社長のための銀行対策の実務 145号

「身の毛もよだつ資金調達法」

 ここ何回かは、資金繰りが悪くなった企業がどのようにして乗り切ったかをご紹介してきました。今回は、その締めくくりといたしまして、本当に資金繰りが狂ってしまい、大変なことになってしまった会社の例をお話しいたします。

 特異なケ−スではありますが… 改めて自社の財務体質を見直すキッカケにしていただければ幸いと思い本件をご紹介します。

 まず健全な経営をされている会社には関係ないことと思いますが、今回の事例は、東京都内にあるT社のお話です。

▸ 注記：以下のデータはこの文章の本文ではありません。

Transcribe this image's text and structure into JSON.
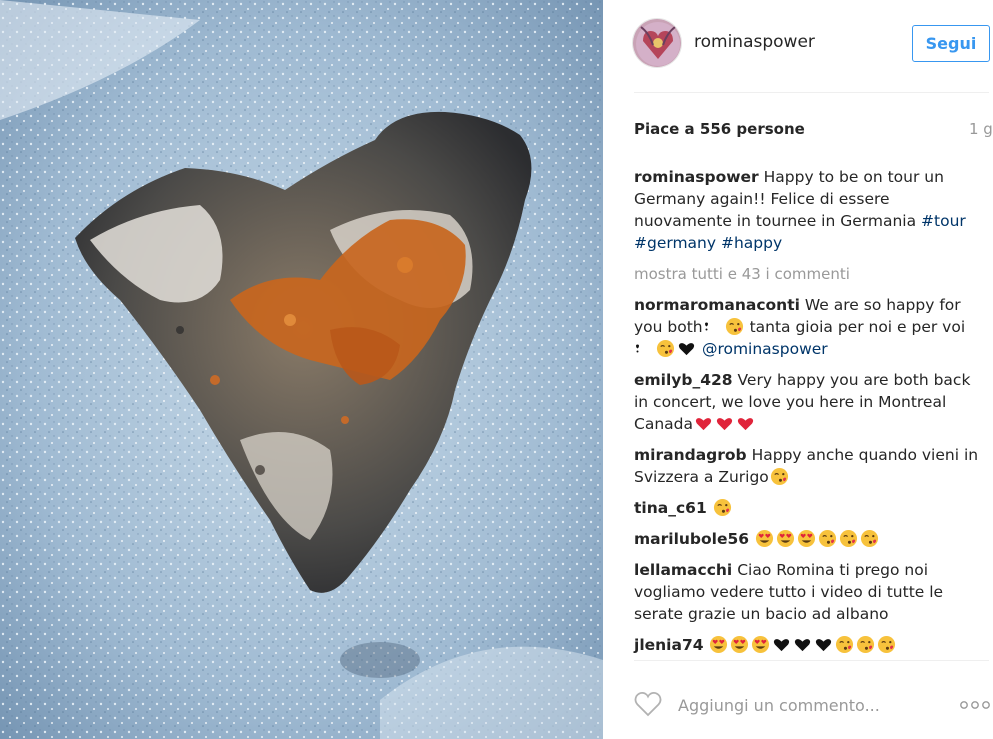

 結局T社は、究極の状態に陥ってしまってから、約1 ヶ月後に、取引金融機関からの再融資が実行され、通常の経営へと戻ることが出来たのですが、一時期は、右に行ってよいのか、左に行ってよいのかも判らないような、パニック状態となってしまいました。

 では、さっそく、究極の資金調達法をご紹介いたします。しかし、こうした方法をとらずに済む何があってもビクともしない、強固な財務対策を取られることをお勧めいたします。

  おそらく、健全な経営者であれば、下記のような資金調達を考えるだけで恐ろしくなってしまうでしょう。今回は、あえて最終手段としての資金調達法をご紹介いたします。


 1.積立預金をしていた積立預金を解約しての資金化
 預金担保貸付でも良いと主張したが、以前のようにすぐ貸付できないので解約した。

 2.契約者T社で生命保険( 積立貯蓄性の高い商品)をかけていたため、契約者貸付金による資金調達

 3.一部「売掛金」を売却出来る先があったのが、相手方に通知の上、売却しての資金化

 4.小規模企業共済に加入しており、納付した掛金範囲での貸付

 5.社長個人のカ−ドロ−ン5社から借入実行

 以上1〜5を立て続けに行って約70百万円の資金を取りあえず調達して乗り切りったのです。やはり、毎月余裕がある時に資金を貯蓄しておくことの重要性もつくづく感じた事件です。

 このT社の社長、この一件以降「財務」が重要な中心の経営課題と認知され、今では、

 1.自己資本比率45%

 2.借入依存度20%

 3.流動比率250% 等々

 を実現されており、安定的な経営をされております。

 社長いわく、もっと早くに対策をとっていればよかった、もっと早く私に財務健全化の指導をお願いしていればよかったとのこと。「災い転じて福となす」の事例でした。